Officials in Beijing are constrained by an emerging affluent class with increasing ability to influence policy. Wang, chairman of property developer Dalian Wanda Group Co.; Lu, 65, chairman of Hangzhou-based auto-parts maker Wanxiang Group Co.; and Zong have connections in the highest levels of government. Their company Web sites document meetings with Premier Wen Jiabao and other leaders.

“The ones who have properties are the ones with the power to implement the tax,” Pan Shiyi, 46, chairman of Beijing-based real-estate developer Soho China Ltd., told reporters in Hong Kong March 11. “So it’s very unlikely” the tax will become law.

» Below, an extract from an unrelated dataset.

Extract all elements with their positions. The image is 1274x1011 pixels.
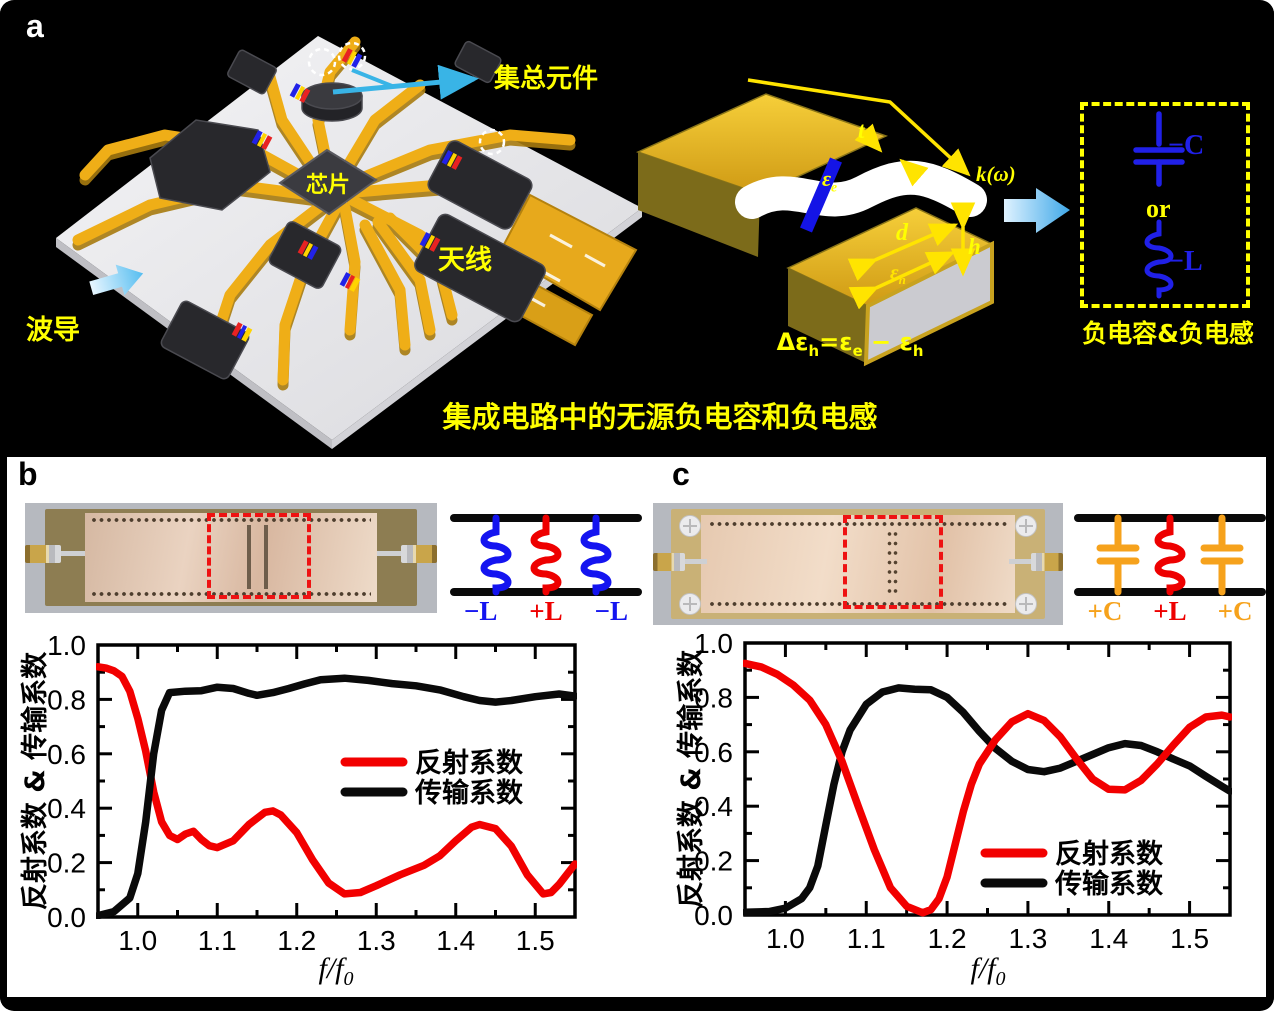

He and his wife rank 24th on Forbes’ list.

The executives represent one side of a widening rift within the Communist Party, said Li Cheng, director of research at the Brookings Institution’s John L. Thornton China Center in Washington. It will grow as the country continues to develop, pitting them and businesses in coastal regions against those who want to redistribute more of China’s growing income and develop interior provinces.

“This is what I call one party, two factions,” Li said.

I doubt the “anti-tax” teabaggers know just how much they have in common with the Chinese Communists, but it’s not surprising to those of us who study the right wing:

[N]ot only did Norquist entertain guests under a portrait of the first head of state of the Soviet Union, he also studied the writings of Antonio Gramsci, the most famous Italian Communist, best known for his concept of cultural hegemony.

From Blinded By The Right:

Despite his promise as an academic, Gramsci became active in the Socialist Party and launched a career as a fierce pamphleteer, making himself a voice to be reckoned with throughout Italian political circles. Inspired by the Bolshevik Revolution in October 1917, Gramsci sided with the Communist minority within the Socialist Party and built up the Italian Communist Party at the dawn of the Italian fascist movement. After serving as Italy’s delegate in Moscow to the communist International, he was elected general secretary of the Communist Party in Italy. Soon thereafter, Gramsci was arrested by the government in Rome and spent ten years in prison producing his most influential revolutionary writings, in the form of notebooks and letters, before dying of a cerebral hemorrhage in 1937. Two decades later, his writings were studied carefully by the radical left throughout the world, particularly by leaders of revolutionary movements in the Third World — and by the anti-Communist Grover Norquist.

Gramsci’s concept of cultural hegemony was sprung out of his quest to understand why the working classes weren’t more willing to rise up and overthrow the ruling classes. Gramsci posited that culture must be investigated to see what norms contributed to reinforcing (or dismantling) of the larger social structure.

Given his populist framing of his anti-tax group and its efforts, Norquist seems to understand what Gramsci was getting at, albeit with a much different goal.

Yes, I think these strange bedfellows — the teabaggers and the communists — understand each other very, very well.